2026 Federal Income Tax Brackets
Your federal income tax rate is not a single number—it's seven different rates stacked together. If you earn $85,000 as a single filer, you don't pay 22% on all of it. You pay 10% on the first portion, then 12%, then 22% on the remainder. This is how marginal tax brackets work. Understanding them helps you make smarter decisions about income, deductions, and investments.
Curious how today's rates compare historically?
See the top marginal rate from 1913 to 2026 with every major tax act charted.
What changed for 2026 vs. 2025
The TCJA extension froze 2026 single-filer thresholds at 2025 levels — no inflation adjustment this year. By contrast, 2024 → 2025 was a normal +2.8% bump. If you got a raise in 2026 that outpaced inflation, more of your income now lands in higher brackets even though the bracket numbers didn't move. That's bracket creep in slow motion.
| Bracket top (single) | 2024 | 2025 | 2026 | '25 → '26 Δ |
|---|---|---|---|---|
| 10% | $11,600 | $11,925 | $11,925 | $0 / 0.0% |
| 12% | $47,150 | $48,475 | $48,475 | $0 / 0.0% |
| 22% | $100,525 | $103,350 | $103,350 | $0 / 0.0% |
| 24% | $191,950 | $197,300 | $197,300 | $0 / 0.0% |
| 32% | $243,725 | $250,525 | $250,525 | $0 / 0.0% |
| 35% | $609,350 | $626,350 | $626,350 | $0 / 0.0% |
| Standard ded. | $14,600 | $15,000 | $15,350 | +$350 / +2.3% |
Note: the standard deduction did receive a 2.3% inflation bump for 2026 ($15,000 → $15,350 single). Married filing jointly went from $30,000 to $30,700. So a small portion of inflation indexing survived the TCJA freeze, but the bracket thresholds themselves did not.
2026 Tax Brackets for Single Filers
| Tax Rate | Income Range |
|---|---|
| 10% | $0 – $11,925 |
| 12% | $11,926 – $48,475 |
| 22% | $48,476 – $103,350 |
| 24% | $103,351 – $197,300 |
| 32% | $197,301 – $250,525 |
| 35% | $250,526 – $626,350 |
| 37% | Over $626,350 |
2026 Tax Brackets for Married Filing Jointly
| Tax Rate | Income Range |
|---|---|
| 10% | $0 – $23,850 |
| 12% | $23,851 – $96,950 |
| 22% | $96,951 – $206,700 |
| 24% | $206,701 – $394,600 |
| 32% | $394,601 – $501,050 |
| 35% | $501,051 – $751,600 |
| 37% | Over $751,600 |
2026 Standard Deduction
Standard Deduction Amounts for 2026
- Single: $15,000
- Married Filing Jointly: $30,000
- Married Filing Separately: $15,000
- Head of Household: $22,500
- Age 65+ (additional): +$1,950 (single) or +$1,550 (MFJ)

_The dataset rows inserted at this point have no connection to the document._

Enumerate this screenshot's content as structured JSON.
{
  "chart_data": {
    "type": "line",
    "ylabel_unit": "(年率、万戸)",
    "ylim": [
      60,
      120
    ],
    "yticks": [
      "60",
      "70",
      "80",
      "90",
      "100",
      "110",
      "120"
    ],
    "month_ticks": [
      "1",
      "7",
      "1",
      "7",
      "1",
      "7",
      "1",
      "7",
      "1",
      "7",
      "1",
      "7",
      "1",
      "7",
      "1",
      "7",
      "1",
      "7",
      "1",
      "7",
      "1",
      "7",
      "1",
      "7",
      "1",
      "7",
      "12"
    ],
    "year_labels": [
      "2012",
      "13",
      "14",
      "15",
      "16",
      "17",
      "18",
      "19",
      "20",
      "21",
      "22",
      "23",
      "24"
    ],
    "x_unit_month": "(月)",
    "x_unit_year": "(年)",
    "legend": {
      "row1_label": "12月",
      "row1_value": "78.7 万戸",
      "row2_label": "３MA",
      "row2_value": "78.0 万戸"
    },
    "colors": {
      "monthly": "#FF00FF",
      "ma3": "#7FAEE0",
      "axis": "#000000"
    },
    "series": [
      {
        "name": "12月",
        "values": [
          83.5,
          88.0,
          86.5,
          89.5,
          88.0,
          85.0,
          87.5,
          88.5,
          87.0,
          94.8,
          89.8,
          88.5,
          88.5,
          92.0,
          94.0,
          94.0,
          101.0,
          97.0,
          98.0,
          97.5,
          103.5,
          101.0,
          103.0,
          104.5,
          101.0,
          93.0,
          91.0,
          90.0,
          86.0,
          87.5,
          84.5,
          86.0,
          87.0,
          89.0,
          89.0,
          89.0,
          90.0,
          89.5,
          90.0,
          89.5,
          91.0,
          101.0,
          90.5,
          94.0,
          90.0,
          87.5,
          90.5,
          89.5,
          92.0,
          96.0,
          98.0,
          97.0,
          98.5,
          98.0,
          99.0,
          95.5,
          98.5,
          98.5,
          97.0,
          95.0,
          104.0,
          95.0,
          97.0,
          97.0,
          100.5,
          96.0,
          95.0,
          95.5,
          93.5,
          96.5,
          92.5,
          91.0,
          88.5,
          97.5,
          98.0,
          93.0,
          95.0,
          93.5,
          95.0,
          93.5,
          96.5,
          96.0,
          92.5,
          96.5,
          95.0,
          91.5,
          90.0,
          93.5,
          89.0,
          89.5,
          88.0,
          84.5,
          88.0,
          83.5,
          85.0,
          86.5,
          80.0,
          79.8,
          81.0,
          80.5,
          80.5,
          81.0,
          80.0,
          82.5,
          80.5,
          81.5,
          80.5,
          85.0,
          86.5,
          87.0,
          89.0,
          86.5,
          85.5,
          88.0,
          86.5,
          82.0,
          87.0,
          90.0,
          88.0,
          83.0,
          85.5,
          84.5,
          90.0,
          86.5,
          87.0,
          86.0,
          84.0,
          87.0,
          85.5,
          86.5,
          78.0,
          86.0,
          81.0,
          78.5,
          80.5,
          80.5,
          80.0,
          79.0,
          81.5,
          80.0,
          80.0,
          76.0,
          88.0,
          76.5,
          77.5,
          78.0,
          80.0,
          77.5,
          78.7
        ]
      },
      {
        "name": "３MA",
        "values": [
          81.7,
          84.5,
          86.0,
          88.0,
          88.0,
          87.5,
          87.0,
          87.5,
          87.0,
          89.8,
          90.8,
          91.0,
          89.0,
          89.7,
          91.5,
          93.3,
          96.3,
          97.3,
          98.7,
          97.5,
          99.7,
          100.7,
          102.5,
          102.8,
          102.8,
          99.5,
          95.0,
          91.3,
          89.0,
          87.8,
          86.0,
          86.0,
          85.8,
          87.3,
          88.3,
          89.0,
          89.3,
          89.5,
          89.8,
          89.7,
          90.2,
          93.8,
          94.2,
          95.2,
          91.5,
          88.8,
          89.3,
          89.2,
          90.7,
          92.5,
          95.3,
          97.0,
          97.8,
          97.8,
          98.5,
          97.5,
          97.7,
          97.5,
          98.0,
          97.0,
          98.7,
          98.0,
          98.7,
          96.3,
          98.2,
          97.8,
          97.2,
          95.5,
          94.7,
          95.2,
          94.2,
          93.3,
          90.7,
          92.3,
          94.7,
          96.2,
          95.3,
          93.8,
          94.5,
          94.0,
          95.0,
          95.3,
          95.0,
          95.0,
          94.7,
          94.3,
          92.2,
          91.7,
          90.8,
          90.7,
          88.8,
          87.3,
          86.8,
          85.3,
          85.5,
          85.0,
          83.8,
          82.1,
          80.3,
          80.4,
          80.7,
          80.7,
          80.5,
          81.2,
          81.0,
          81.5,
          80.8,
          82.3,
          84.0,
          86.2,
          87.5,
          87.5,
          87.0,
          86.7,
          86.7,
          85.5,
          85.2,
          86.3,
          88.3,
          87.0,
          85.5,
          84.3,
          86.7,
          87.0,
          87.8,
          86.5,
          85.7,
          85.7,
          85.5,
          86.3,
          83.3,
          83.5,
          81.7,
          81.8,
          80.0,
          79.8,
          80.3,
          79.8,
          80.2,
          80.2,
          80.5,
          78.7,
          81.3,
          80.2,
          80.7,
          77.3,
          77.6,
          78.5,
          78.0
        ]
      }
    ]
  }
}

The standard deduction is the amount of income you can earn tax-free. If you're a single filer earning $50,000, your taxable income is $50,000 − $15,000 = $35,000. You only pay tax on the $35,000, not the full $50,000. Many people can deduct their standard deduction without itemizing, making tax filing simpler.
How Marginal Tax Rates Work
Here's where most people get confused. You don't pay your "tax bracket" on your entire income. You pay different rates on different "slices" of income.
Worked Example: $85,000 Single Filer
Suppose you earn $85,000 in taxable income (after applying the $15,000 standard deduction). Here's your federal tax:
| Income Slice | Amount | Tax Rate | Tax Owed |
|---|---|---|---|
| $0 to $11,925 | $11,925 | 10% | $1,192.50 |
| $11,926 to $48,475 | $36,550 | 12% | $4,386.00 |
| $48,476 to $85,000 | $36,525 | 22% | $8,035.50 |
| Total Taxable Income | $85,000 | Effective: 13.6% | $13,614.00 |
Your total federal tax is $13,614. Your "marginal tax rate" (the rate on your last dollar) is 22%. But your "effective tax rate" (tax ÷ income) is only 13.6%. This is the key distinction: marginal vs. effective.